Fitch also spoke about cyberbullying, a topic that he hears much about.
“It’s real and it’s still going on,” said Fitch.
Fitch shared a story about the night he missed a game because the sister of one of his players made an irreversible decision. He never mentioned what happened exactly but it was evident that the young girl took her life. A couple days later, Fitch got online and tried to determine what impacted the girl so much to go down that dark road. What he saw didn’t look that bad to him, Fitch told Mount Morris students.
“But I don’t get to make that decision,” said Fitch. “It doesn’t matter how I define cyberbullying, what matters is the person who is receiving it.”
Mount Morris 7-12 Principal Jesse Hamilton first met Fitch at the Section V Summit and has always been a big fan of Fitch’s presentations.
“This is such a good message for Mount Morris students,” said Hamilton. “Kids really need to think before they post because they don’t always realize the ripple effect of what they are doing.”
Hamilton went on to explain that he witnessed the students being completely engaged the entire presentation. That is presentation was preventative and proactive and that he would love an annual presentation.
Fitch went on to emphasize that social media isn’t all bad.
“This isn’t a bash social media presentation,” said Fitch.
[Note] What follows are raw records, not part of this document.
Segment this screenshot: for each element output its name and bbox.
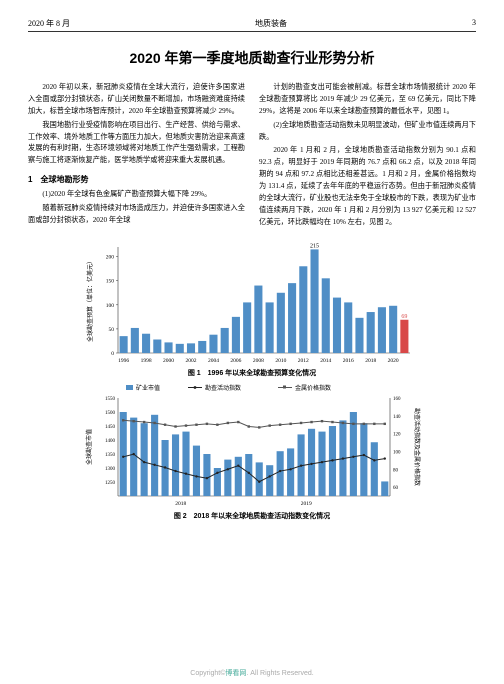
- svg-text:2020: 2020: [388, 358, 399, 364]
- svg-text:140: 140: [393, 414, 401, 419]
- svg-text:2006: 2006: [230, 358, 241, 364]
- svg-text:全球勘查预算（单位：亿美元）: 全球勘查预算（单位：亿美元）: [86, 257, 94, 341]
- header-date: 2020 年 8 月: [28, 18, 70, 29]
- svg-text:50: 50: [109, 326, 115, 332]
- svg-text:1500: 1500: [105, 411, 116, 416]
- svg-text:1550: 1550: [105, 397, 116, 402]
- svg-text:2000: 2000: [163, 358, 174, 364]
- chart-1-caption: 图 1 1996 年以来全球勘查预算变化情况: [28, 368, 476, 378]
- footer-text: Copyright©博看网. All Rights Reserved.: [190, 670, 313, 677]
- header-journal: 地质装备: [255, 18, 287, 29]
- svg-text:150: 150: [106, 278, 115, 284]
- svg-text:1350: 1350: [105, 453, 116, 458]
- article-title: 2020 年第一季度地质勘查行业形势分析: [28, 48, 476, 68]
- svg-text:215: 215: [310, 243, 319, 249]
- svg-text:1250: 1250: [105, 481, 116, 486]
- svg-text:1996: 1996: [118, 358, 129, 364]
- svg-text:69: 69: [401, 313, 407, 319]
- svg-text:2019: 2019: [301, 501, 312, 507]
- para-r1: 计划的勘查支出可能会被削减。标普全球市场情报统计 2020 年全球勘查预算将比 …: [259, 82, 476, 118]
- svg-text:2018: 2018: [365, 358, 376, 364]
- para-l1: 2020 年初以来，新冠肺炎疫情在全球大流行，迫使许多国家进入全面或部分封锁状态…: [28, 82, 245, 118]
- para-l2: 我国地勘行业受疫情影响在项目出行、生产经营、供给与需求、工作效率、境外地质工作等…: [28, 120, 245, 168]
- svg-text:1998: 1998: [141, 358, 152, 364]
- chart-1-svg: 全球勘查预算（单位：亿美元） 0 50 100 150 200 215 69 1996 1998 2…: [82, 237, 422, 367]
- svg-text:2014: 2014: [320, 358, 331, 364]
- svg-text:2016: 2016: [343, 358, 354, 364]
- svg-text:2012: 2012: [298, 358, 309, 364]
- left-column: 2020 年初以来，新冠肺炎疫情在全球大流行，迫使许多国家进入全面或部分封锁状态…: [28, 82, 245, 231]
- svg-text:100: 100: [106, 302, 115, 308]
- page-footer: Copyright©博看网. All Rights Reserved.: [0, 668, 504, 678]
- svg-text:1400: 1400: [105, 439, 116, 444]
- svg-text:2002: 2002: [186, 358, 197, 364]
- para-r3: 2020 年 1 月和 2 月，全球地质勘查活动指数分别为 90.1 点和 92…: [259, 145, 476, 228]
- right-column: 计划的勘查支出可能会被削减。标普全球市场情报统计 2020 年全球勘查预算将比 …: [259, 82, 476, 231]
- page: 2020 年 8 月 地质装备 3 2020 年第一季度地质勘查行业形势分析 2…: [0, 0, 504, 533]
- chart-2-caption: 图 2 2018 年以来全球地质勘查活动指数变化情况: [28, 511, 476, 521]
- para-r2: (2)全球地质勘查活动指数未见明显波动，但矿业市值连续两月下跌。: [259, 120, 476, 144]
- svg-text:矿业市值: 矿业市值: [136, 384, 160, 392]
- svg-text:1450: 1450: [105, 425, 116, 430]
- svg-text:金属价格指数: 金属价格指数: [295, 384, 331, 392]
- svg-text:120: 120: [393, 432, 401, 437]
- section-heading-1: 1 全球地勘形势: [28, 173, 245, 186]
- svg-text:0: 0: [111, 351, 114, 357]
- para-l4: 随着新冠肺炎疫情持续对市场造成压力，并迫使许多国家进入全面或部分封锁状态，202…: [28, 203, 245, 227]
- page-header: 2020 年 8 月 地质装备 3: [28, 18, 476, 32]
- para-l3: (1)2020 年全球有色金属矿产勘查预算大幅下降 29%。: [28, 189, 245, 201]
- svg-text:200: 200: [106, 254, 115, 260]
- chart-2-svg: 矿业市值 勘查活动指数 金属价格指数全球勘查市值 勘查活动指数及金属价格指数 1250 1…: [82, 382, 422, 510]
- charts-area: 全球勘查预算（单位：亿美元） 0 50 100 150 200 215 69 1996 1998 2…: [28, 237, 476, 521]
- svg-text:2004: 2004: [208, 358, 219, 364]
- svg-text:1300: 1300: [105, 467, 116, 472]
- svg-text:100: 100: [393, 450, 401, 455]
- svg-text:勘查活动指数及金属价格指数: 勘查活动指数及金属价格指数: [413, 407, 421, 485]
- chart-1: 全球勘查预算（单位：亿美元） 0 50 100 150 200 215 69 1996 1998 2…: [28, 237, 476, 378]
- svg-text:2008: 2008: [253, 358, 264, 364]
- svg-text:勘查活动指数: 勘查活动指数: [205, 384, 241, 392]
- chart-2: 矿业市值 勘查活动指数 金属价格指数全球勘查市值 勘查活动指数及金属价格指数 1250 1…: [28, 382, 476, 521]
- header-page-num: 3: [472, 18, 476, 29]
- svg-text:全球勘查市值: 全球勘查市值: [85, 428, 93, 464]
- svg-text:2018: 2018: [175, 501, 186, 507]
- svg-text:60: 60: [393, 486, 399, 491]
- svg-text:160: 160: [393, 397, 401, 402]
- svg-text:2010: 2010: [275, 358, 286, 364]
- text-columns: 2020 年初以来，新冠肺炎疫情在全球大流行，迫使许多国家进入全面或部分封锁状态…: [28, 82, 476, 231]
- svg-text:80: 80: [393, 468, 399, 473]
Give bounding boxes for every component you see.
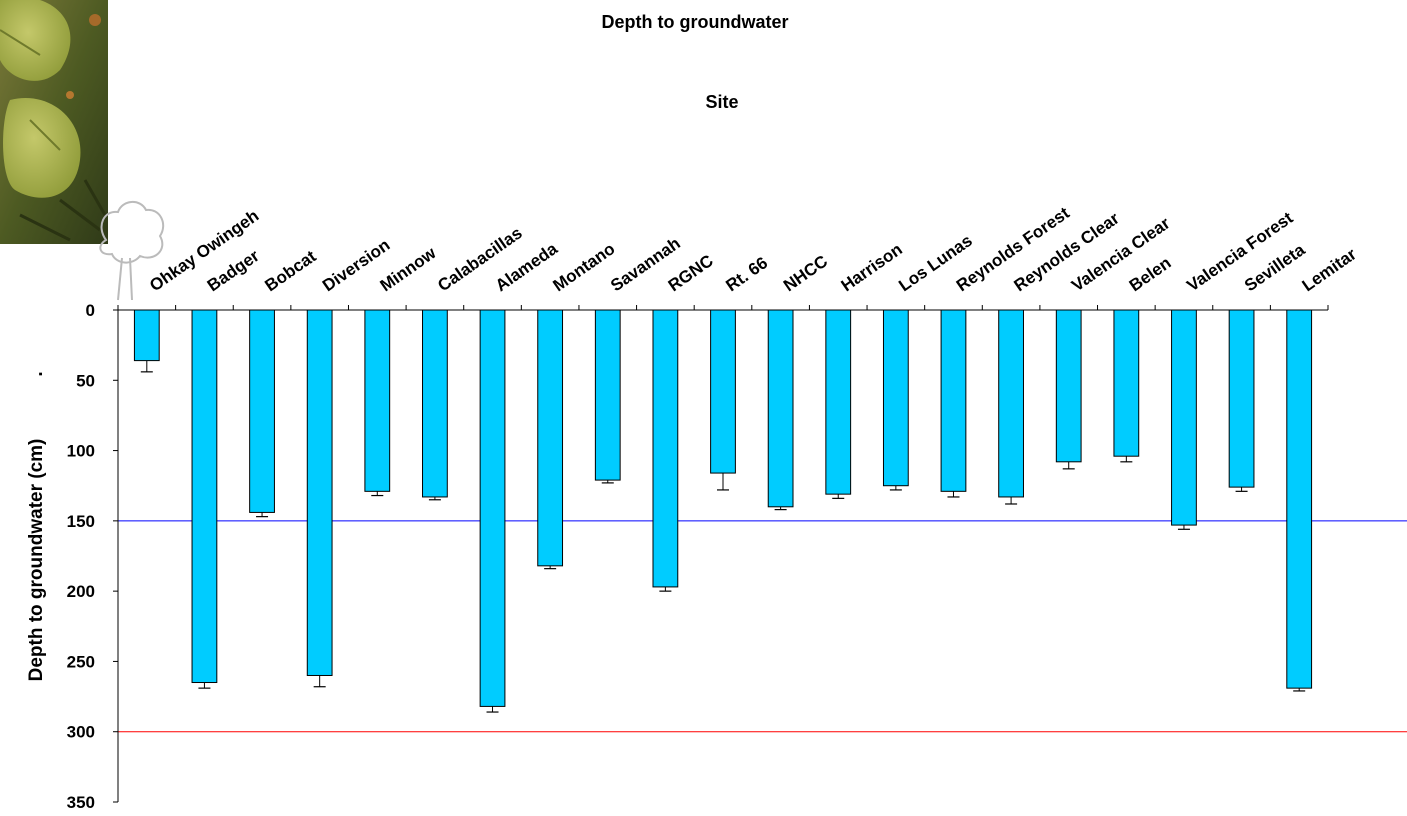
bar-7 bbox=[537, 309, 564, 567]
category-label-16: Valencia Clear bbox=[1068, 213, 1174, 295]
bar-0 bbox=[133, 309, 160, 362]
bar-9 bbox=[652, 309, 679, 588]
y-tick-label-0: 0 bbox=[86, 301, 95, 320]
category-label-17: Belen bbox=[1126, 253, 1175, 295]
category-label-11: NHCC bbox=[780, 252, 831, 296]
y-tick-label-2: 100 bbox=[67, 442, 95, 461]
category-label-10: Rt. 66 bbox=[722, 253, 771, 295]
photo-thumbnail bbox=[0, 0, 108, 244]
chart-title: Depth to groundwater bbox=[602, 12, 789, 32]
category-label-7: Montano bbox=[550, 239, 619, 295]
category-label-20: Lemitar bbox=[1299, 244, 1361, 295]
bar-2 bbox=[249, 309, 275, 513]
bar-15 bbox=[998, 309, 1024, 498]
bar-4 bbox=[364, 309, 391, 492]
bar-8 bbox=[594, 309, 621, 481]
y-axis-marker: . bbox=[26, 371, 47, 376]
bar-11 bbox=[767, 309, 794, 508]
bar-14 bbox=[940, 309, 967, 492]
y-tick-label-7: 350 bbox=[67, 793, 95, 812]
bar-5 bbox=[422, 309, 448, 498]
y-tick-label-6: 300 bbox=[67, 723, 95, 742]
bar-10 bbox=[710, 309, 736, 474]
bar-3 bbox=[306, 309, 333, 676]
y-tick-label-4: 200 bbox=[67, 582, 95, 601]
bar-17 bbox=[1113, 309, 1140, 457]
bar-1 bbox=[191, 309, 218, 684]
bar-16 bbox=[1055, 309, 1082, 463]
y-tick-label-1: 50 bbox=[76, 371, 95, 390]
bar-20 bbox=[1286, 309, 1313, 689]
x-axis-label: Site bbox=[705, 92, 738, 112]
category-label-2: Bobcat bbox=[261, 246, 319, 295]
bar-6 bbox=[479, 309, 506, 707]
category-label-9: RGNC bbox=[665, 251, 717, 295]
category-label-12: Harrison bbox=[838, 240, 906, 296]
y-tick-label-3: 150 bbox=[67, 512, 95, 531]
bar-13 bbox=[882, 309, 909, 487]
y-tick-label-5: 250 bbox=[67, 652, 95, 671]
y-axis-label: Depth to groundwater (cm) bbox=[26, 439, 47, 682]
bar-18 bbox=[1171, 309, 1197, 526]
tree-logo-icon bbox=[99, 201, 165, 301]
bar-12 bbox=[825, 309, 852, 495]
bar-19 bbox=[1228, 309, 1255, 488]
Fitch marveled at being able to connect in seconds via Twitter with a coach overseas if he needs to know more about a player. He spoke about how students have the power to brand themselves like no generation before them, and use social media to show others the good things they do.
Fitch says it’s tough to measure whether teaching kids about social media helps.
“The feedback I’ve gotten from students and from schools, people having me back multiple times to talk, tells me there’s an impact,” said Fitch. “I really want to impact kids every day, that’s one of my life goals.”